However, don't mis-interpret this! Don't assume this means that $\Omega(n)$ time is needed when the algorithm has access to a description of the $f_i$'s. An algorithm that is provided circuits or code for the $f_i$'s might well be able to do better.

For instance, suppose all the $f_i$'s come from the class if affine functions ($f_i(x)=\alpha_i x + \beta_i$), and we are given a mathematical expression for each $f_i$ (we are given the $\alpha_i$'s and $\beta_i$'s). Then there is an algorithm that uses $o(1)$ time, in this scenario. In particular, we know that $f_i(x)=0$ if and only if $x_i = -\beta_i/\alpha_i$. Therefore, we can precompute the value of all $-\beta_i/\alpha_i$; either they are all equal to some value, say $c$, or they are not all equal.
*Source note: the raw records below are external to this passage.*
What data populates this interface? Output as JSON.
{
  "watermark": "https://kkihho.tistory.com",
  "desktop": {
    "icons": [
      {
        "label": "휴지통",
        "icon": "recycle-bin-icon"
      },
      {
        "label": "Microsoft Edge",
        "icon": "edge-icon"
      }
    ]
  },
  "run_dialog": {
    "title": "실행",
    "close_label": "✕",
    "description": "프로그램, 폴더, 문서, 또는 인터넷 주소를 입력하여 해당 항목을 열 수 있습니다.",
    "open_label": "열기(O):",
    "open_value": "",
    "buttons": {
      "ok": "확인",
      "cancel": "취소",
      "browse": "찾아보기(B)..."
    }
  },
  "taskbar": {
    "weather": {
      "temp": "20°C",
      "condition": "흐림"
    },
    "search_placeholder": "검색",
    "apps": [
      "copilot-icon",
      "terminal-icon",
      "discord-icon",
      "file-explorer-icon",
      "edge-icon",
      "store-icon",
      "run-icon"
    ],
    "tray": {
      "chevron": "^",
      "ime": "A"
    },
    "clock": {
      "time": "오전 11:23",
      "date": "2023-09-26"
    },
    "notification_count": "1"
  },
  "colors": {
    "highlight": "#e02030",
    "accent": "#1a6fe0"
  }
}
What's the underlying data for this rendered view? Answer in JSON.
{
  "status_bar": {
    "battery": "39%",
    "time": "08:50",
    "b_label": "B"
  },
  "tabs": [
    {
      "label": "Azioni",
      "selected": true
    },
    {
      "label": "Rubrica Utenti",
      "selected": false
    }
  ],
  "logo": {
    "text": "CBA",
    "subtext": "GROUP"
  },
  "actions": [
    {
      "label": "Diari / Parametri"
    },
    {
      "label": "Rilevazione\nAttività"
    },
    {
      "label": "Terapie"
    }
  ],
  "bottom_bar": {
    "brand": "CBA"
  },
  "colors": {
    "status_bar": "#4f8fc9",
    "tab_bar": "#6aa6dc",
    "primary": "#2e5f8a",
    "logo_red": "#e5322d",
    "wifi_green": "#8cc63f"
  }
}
If they are not all equal, then the answer to any query about any particular $x$ is always "False". If they are all equal to $c$, then the answer to a query about a particular $x$ is always "True if $x=c$, False otherwise". In both cases, you can answer queries about a particular $x$ in $O(1)$ time.

So, the $\Omega(n)$ time bound I mentioned in the first paragraph probably will not apply to most real-world situations that arise in practice.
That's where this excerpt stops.